The Warrants provide for the adjustment of the exercise price and number of shares issuable upon exercise of the Warrants in connection with stock dividends and splits, such that the number of shares issuable upon exercise of the Warrant is adjusted in proportion to the change in the number of shares outstanding and the aggregate exercise price of the Warrant remains unchanged. The Warrants do not contain anti-dilution or other price protection provisions.

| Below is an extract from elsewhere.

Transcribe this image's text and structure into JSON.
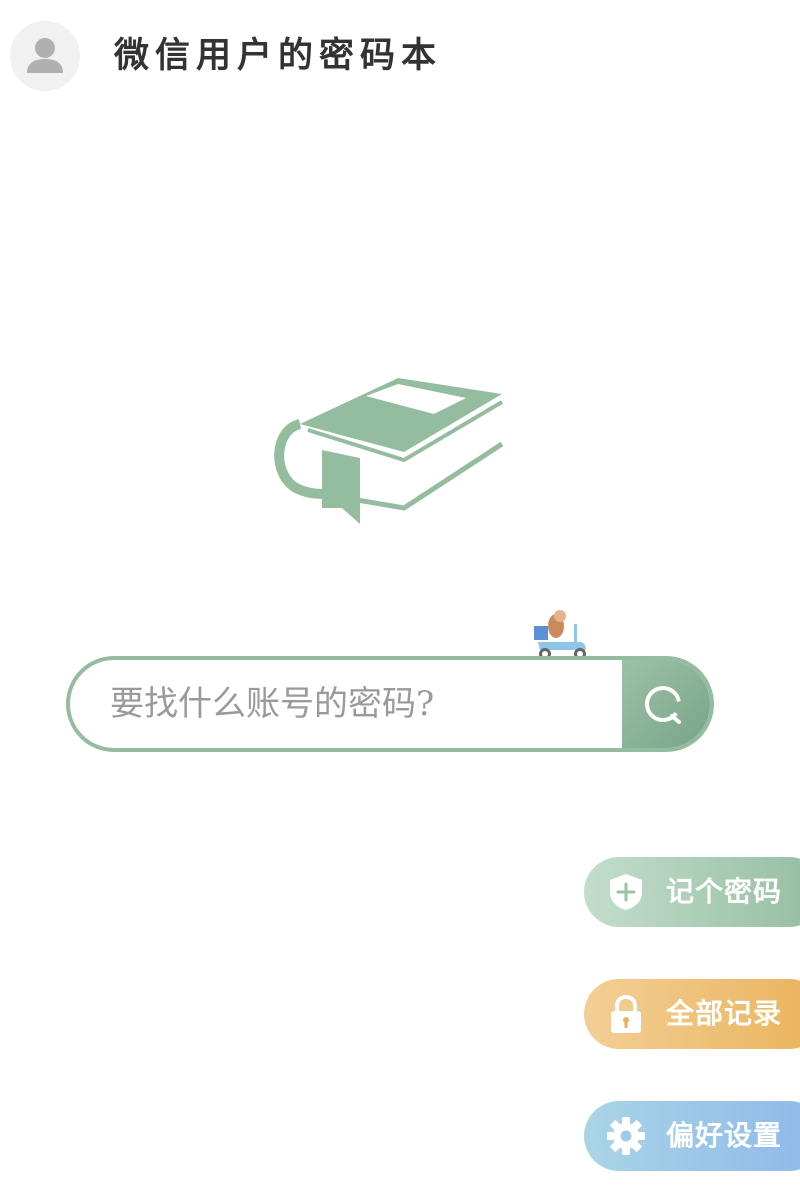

Upon the reclassification, reorganization or recapitalization of our Common Stock, our merger or consolidation with or into another entity, the consummation of a stock purchase agreement whereby more than 50% of the outstanding shares of the Common Stock are acquired by another person or entity, or a sale or other disposition of substantially all of our assets, the holder of each of the Warrants is entitled to receive the number of shares of our Common Stock or the Common Stock of our successor or acquirer that such holder would have been entitled to receive immediately prior to such transaction, and the exercise price for such shares shall be adjusted based on the amount of any alternate consideration receivable as a result of such transaction by a holder of the number of shares of Common Stock for which the Warrant is exercisable immediately prior to such transaction.